Barnes & Noble (NYSE:BKS) popped 30% on Friday thanks to a takeover offer from Liberty Media (NASDAQ:LCAPA). Does this offer signal that it’s time for investors to buy the stock?

Barnes & Noble operates bookstores and it sells the Nook e-book reader. At the end of January, the company ran 705 bookstores and operated 636 college bookstores.

Barnes & Noble is in surprisingly good financial shape considering that the industry is so difficult that rival Borders recently filed for bankruptcy. In Barnes & Noble’s most recent quarter, comparable-store sales increased 7.3% — beating its 5% to 7% forecast.

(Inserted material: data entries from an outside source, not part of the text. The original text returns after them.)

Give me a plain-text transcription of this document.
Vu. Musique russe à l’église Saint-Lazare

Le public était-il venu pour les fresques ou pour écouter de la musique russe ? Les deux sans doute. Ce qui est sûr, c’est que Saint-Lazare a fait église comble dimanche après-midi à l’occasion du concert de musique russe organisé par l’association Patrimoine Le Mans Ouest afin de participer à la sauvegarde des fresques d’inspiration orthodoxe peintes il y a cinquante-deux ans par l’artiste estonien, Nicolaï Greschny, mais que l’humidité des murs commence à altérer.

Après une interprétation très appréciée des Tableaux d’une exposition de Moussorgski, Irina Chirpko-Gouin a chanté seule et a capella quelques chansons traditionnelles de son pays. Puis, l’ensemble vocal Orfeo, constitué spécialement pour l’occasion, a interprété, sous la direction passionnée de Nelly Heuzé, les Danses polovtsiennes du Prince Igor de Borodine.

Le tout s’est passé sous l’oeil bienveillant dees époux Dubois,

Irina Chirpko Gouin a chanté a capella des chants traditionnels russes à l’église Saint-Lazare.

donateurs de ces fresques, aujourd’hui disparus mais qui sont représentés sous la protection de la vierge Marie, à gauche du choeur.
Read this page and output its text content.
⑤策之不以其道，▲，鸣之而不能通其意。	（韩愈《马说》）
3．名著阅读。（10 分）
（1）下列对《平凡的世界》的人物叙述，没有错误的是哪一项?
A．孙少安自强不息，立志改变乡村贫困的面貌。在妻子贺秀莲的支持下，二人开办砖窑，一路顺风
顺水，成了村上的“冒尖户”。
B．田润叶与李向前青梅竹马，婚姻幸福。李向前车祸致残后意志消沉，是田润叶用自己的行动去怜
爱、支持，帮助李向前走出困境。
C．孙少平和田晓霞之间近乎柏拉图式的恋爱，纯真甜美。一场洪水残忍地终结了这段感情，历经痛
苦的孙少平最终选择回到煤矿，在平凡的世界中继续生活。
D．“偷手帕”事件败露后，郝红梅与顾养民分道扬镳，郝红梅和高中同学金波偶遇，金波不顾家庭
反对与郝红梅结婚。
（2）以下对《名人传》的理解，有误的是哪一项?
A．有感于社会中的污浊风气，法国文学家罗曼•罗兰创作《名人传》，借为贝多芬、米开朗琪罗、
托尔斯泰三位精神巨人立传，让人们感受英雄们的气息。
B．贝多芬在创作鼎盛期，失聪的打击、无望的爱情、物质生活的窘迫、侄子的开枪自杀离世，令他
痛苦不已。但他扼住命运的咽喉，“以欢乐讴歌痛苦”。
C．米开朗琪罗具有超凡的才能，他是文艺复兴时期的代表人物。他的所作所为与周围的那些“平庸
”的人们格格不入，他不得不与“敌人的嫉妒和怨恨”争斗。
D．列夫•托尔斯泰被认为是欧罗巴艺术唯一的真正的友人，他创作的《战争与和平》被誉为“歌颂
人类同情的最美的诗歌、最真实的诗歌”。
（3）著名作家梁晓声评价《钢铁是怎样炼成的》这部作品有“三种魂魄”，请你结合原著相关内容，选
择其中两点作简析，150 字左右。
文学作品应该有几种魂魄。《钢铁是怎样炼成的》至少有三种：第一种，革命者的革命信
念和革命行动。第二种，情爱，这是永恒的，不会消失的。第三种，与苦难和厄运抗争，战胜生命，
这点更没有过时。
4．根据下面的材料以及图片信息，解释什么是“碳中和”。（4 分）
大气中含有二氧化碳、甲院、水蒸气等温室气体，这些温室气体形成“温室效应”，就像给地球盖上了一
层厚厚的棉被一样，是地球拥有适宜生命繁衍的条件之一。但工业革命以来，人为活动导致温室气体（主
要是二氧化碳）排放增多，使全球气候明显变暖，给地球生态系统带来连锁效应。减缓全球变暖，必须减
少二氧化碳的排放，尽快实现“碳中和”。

The bad news for investors was that the bookseller used the Borders bankruptcy as an excuse to stop issuing guidance for sales and earnings (of course, it’s possible that taking out a competitor could help sales). The company also suspended its dividend that had cost it $45 million in the January quarter. And when you consider that Barnes & Noble ran through $35 million of cash in the previous nine months and had a mere $26 million left, the decision to suspend the dividend signals a pretty serious cash flow problem.

So perhaps the offer from Liberty Media to acquire B&N — after the bookseller put itself up for sale last August — is well-timed. Liberty Media offered $500 million for a 70% stake in Barnes & Noble contingent on its current CEO, Leonard Riggio, staying on and holding onto his 30% stake. As Liberty Media CEO, John Malone, told the Financial Times, “I am also firmly of the view that there will be an enduring demand for physical bookshops, which are cultural centres within local communities.”

Most analysts consider Malone’s offer as an opportunity to gain control of the Nook device. As James McQuivey, an analyst at Forrester Research, told Variety, “It’s absolutely a play for the Nook. The real value of B&N right now is the ascent of its Nook platform, which is turning out to be a very solid foundation for building a digital media relationship with millions of consumers. And the fact that the Nook Color is being snatched up as quickly as B&N can make it is good evidence that the business has strong prospects in new directions like web apps and even video.”

It’s hard to know how much the Nook is contributing to Barnes & Noble’s sales and profits since its sales are buried in reporting for its online unit. But that part of the company enjoyed a 52% spike in sales in the most recent quarter — to $319.4 million.  And that growth could continue given what the New York Times reports is the Nook Color’s popularity with women’s magazine readers. However, it represents a mere 13.7% of its revenue and lost $57 million during the period.

This leaves open the question of what will happen next. If the Liberty Media deal falls through, Barnes & Noble will drop back to where they were before the offer.

How does an investor decide what to do here? I suggest taking a look at the concept of expected value (EV). The theory says that you should consider the probability of a range of outcomes and multiply the probability of each by its payout and add up the EVs for each possible outcome. If the EV is positive, then you should invest, otherwise you stay away.

The hard part is that involves many assumptions — all of which could be wrong. But for the sake of illustration, let’s make the following assumptions (these figures are on a price per share basis):

  • EV of Deal Falling Through: 84 cents. This assumes that there is a 20% chance the deal will fall through meaning the stock falls $4.22, to where it closed last Thursday. 
  • EV of Higher Offer: 73 cents. A 20% chance of a new offer coming in that values the company at $22, a 20% premium over its current price. An article at SeekingAlpha thinks it’s possible that Microsoft (NASDAQ:MSFT), Google (NASDAQ:GOOG), Sears (NASDAQ:SHLD), or Amazon (NASDAQ:AMZN) could put in a bid.
  • EV of Deal Going Through: 0. A 60% chance of Malone’s deal going through — which would leave the stock price unchanged.

Based on these assumptions, you should not invest in B&N stock because its EV/share is -11 cents. But if Malone makes the deal and the company’s value increases 30%, the expected value of the investment would be positive. In that case, however, Liberty Media and Riggio would be the only shareholders to benefit from that increased value.

This seems like a risk to be avoided.

Peter Cohan has no financial interest in the securities mentioned.